佐々木 お好み焼きのキーワードは「団らん」です。お好み焼きを広めることは、家族や知人、友人と団らんできる平和な社会をという、広島ならではの願いでもあります。
「団らん」のきっかけは、30年ほど前、大阪と東京のスーパーで出口調査を行い、お好みソースを買っていただいた理由を聞いたことがあります。すると8割の人が「今日は家族がそろっているから、お好み焼きにする」という回答でした。
文化を全国に発信
ソースというモノを売るだけでなく、家族でお好み焼きを食べるというコトを売る。これがオタフクソース社員の共通意識です。お好み焼きの文化を全国に発信するため、社員が店頭でデモ販売するなど、直接お客様に召し上がっていただく機会をつくるとともに、さまざまな出版物を制作して積極的に活用しています。その一つに、お好み焼きにまつわる悲喜こもごもの思い出を募集し、優れた作品を一冊にまとめたエッセイ集があります。

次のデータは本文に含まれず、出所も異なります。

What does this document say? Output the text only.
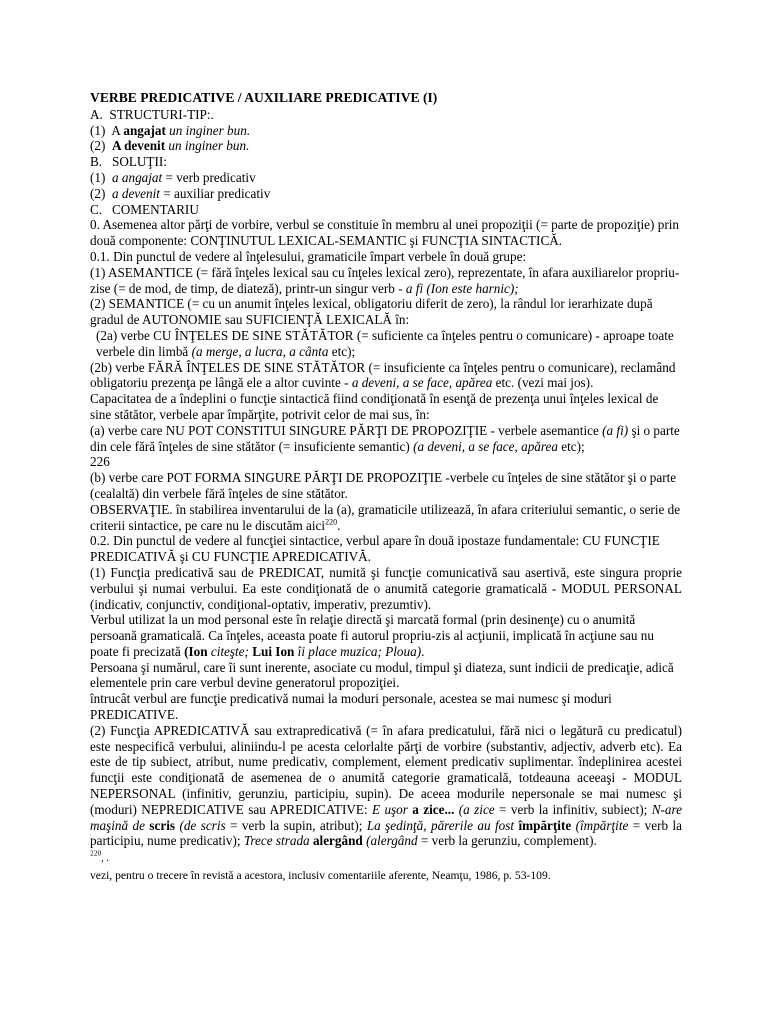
VERBE PREDICATIVE / AUXILIARE PREDICATIVE (I)

A. STRUCTURI-TIP:.

(1) A angajat un inginer bun.

(2) A devenit un inginer bun.

B. SOLUŢII:

(1) a angajat = verb predicativ

(2) a devenit = auxiliar predicativ

C. COMENTARIU

0. Asemenea altor părţi de vorbire, verbul se constituie în membru al unei propoziţii (= parte de propoziţie) prin două componente: CONŢINUTUL LEXICAL-SEMANTIC şi FUNCŢIA SINTACTICĂ.

0.1. Din punctul de vedere al înţelesului, gramaticile împart verbele în două grupe:

(1) ASEMANTICE (= fără înţeles lexical sau cu înţeles lexical zero), reprezentate, în afara auxiliarelor propriu-zise (= de mod, de timp, de diateză), printr-un singur verb - a fi (Ion este harnic);

(2) SEMANTICE (= cu un anumit înţeles lexical, obligatoriu diferit de zero), la rândul lor ierarhizate după gradul de AUTONOMIE sau SUFICIENŢĂ LEXICALĂ în:

(2a) verbe CU ÎNŢELES DE SINE STĂTĂTOR (= suficiente ca înţeles pentru o comunicare) - aproape toate verbele din limbă (a merge, a lucra, a cânta etc);

(2b) verbe FĂRĂ ÎNŢELES DE SINE STĂTĂTOR (= insuficiente ca înţeles pentru o comunicare), reclamând obligatoriu prezenţa pe lângă ele a altor cuvinte - a deveni, a se face, apărea etc. (vezi mai jos).

Capacitatea de a îndeplini o funcţie sintactică fiind condiţionată în esenţă de prezenţa unui înţeles lexical de sine stătător, verbele apar împărţite, potrivit celor de mai sus, în:

(a) verbe care NU POT CONSTITUI SINGURE PĂRŢI DE PROPOZIŢIE - verbele asemantice (a fi) şi o parte din cele fără înţeles de sine stătător (= insuficiente semantic) (a deveni, a se face, apărea etc);

226

(b) verbe care POT FORMA SINGURE PĂRŢI DE PROPOZIŢIE -verbele cu înţeles de sine stătător şi o parte (cealaltă) din verbele fără înţeles de sine stătător.

OBSERVAŢIE. în stabilirea inventarului de la (a), gramaticile utilizează, în afara criteriului semantic, o serie de criterii sintactice, pe care nu le discutăm aici$^{220}$.

0.2. Din punctul de vedere al funcţiei sintactice, verbul apare în două ipostaze fundamentale: CU FUNCŢIE PREDICATIVĂ şi CU FUNCŢIE APREDICATIVĂ.

(1) Funcţia predicativă sau de PREDICAT, numită şi funcţie comunicativă sau asertivă, este singura proprie verbului şi numai verbului. Ea este condiţionată de o anumită categorie gramaticală - MODUL PERSONAL (indicativ, conjunctiv, condiţional-optativ, imperativ, prezumtiv).

Verbul utilizat la un mod personal este în relaţie directă şi marcată formal (prin desinenţe) cu o anumită persoană gramaticală. Ca înţeles, aceasta poate fi autorul propriu-zis al acţiunii, implicată în acţiune sau nu poate fi precizată (Ion citeşte; Lui Ion îi place muzica; Ploua).

Persoana şi numărul, care îi sunt inerente, asociate cu modul, timpul şi diateza, sunt indicii de predicaţie, adică elementele prin care verbul devine generatorul propoziţiei.

întrucât verbul are funcţie predicativă numai la moduri personale, acestea se mai numesc şi moduri PREDICATIVE.

(2) Funcţia APREDICATIVĂ sau extrapredicativă (= în afara predicatului, fără nici o legătură cu predicatul) este nespecifică verbului, aliniindu-l pe acesta celorlalte părţi de vorbire (substantiv, adjectiv, adverb etc). Ea este de tip subiect, atribut, nume predicativ, complement, element predicativ suplimentar. îndeplinirea acestei funcţii este condiţionată de asemenea de o anumită categorie gramaticală, totdeauna aceeaşi - MODUL NEPERSONAL (infinitiv, gerunziu, participiu, supin). De aceea modurile nepersonale se mai numesc şi (moduri) NEPREDICATIVE sau APREDICATIVE: E uşor a zice... (a zice = verb la infinitiv, subiect); N-are maşină de scris (de scris = verb la supin, atribut); La şedinţă, părerile au fost împărţite (împărţite = verb la participiu, nume predicativ); Trece strada alergând (alergând = verb la gerunziu, complement).

$^{220}$, .

vezi, pentru o trecere în revistă a acestora, inclusiv comentariile aferente, Neamţu, 1986, p. 53-109.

全国のお好み焼きファンから応募があり、1952(昭和27)年お好みソースを作って以来70年間の思い出がたくさん詰まっています。5~6年ごとに制作し、2020年に発刊した4冊目は、約2500通のエピソードが寄せられ、うち50作品を選びました。
寄せられたエッセイを読むと、むかし苦労した時代の小さな幸福感であったり、家族や友人・知人のやさしさや思いやりであったりです。エッセイ集を寄贈したお得意先さまや図書館などから、「昔を思い出し、感動した」「貧しかったが、家族一緒に食べたことを思い出す」などの声をいただいています。
料理には、栄養やおいしさなどの機能的な価値と家族あるいは友人や仲間と楽しみながら食べる情緒的な価値の二つの面があると思いますが、お好み焼きはその両方の価値を備えた食べものです。
お好み焼きを囲んで家族や友人・知人とわいわいやる「団らん」、当社ではこれを「お好ミュニケーション」と呼んでいます。食事は、何を食べるかよりも誰と食べるかが大切で、そこにお互いのコミュニケーションが生まれ、そこはかとなく温かみを感じる。お好み焼きはそのようなコトを生む食べものです。
――どのような会社をめざしてきましたか。
佐々木 「いい会社ですね」と言われることですね。社員の家族が、子どもや配偶者の勤め先を聞かれて「オタフクソースです」と答えたとき、ごく自然に「いい会社ですね」と言ってもらえるような会社です。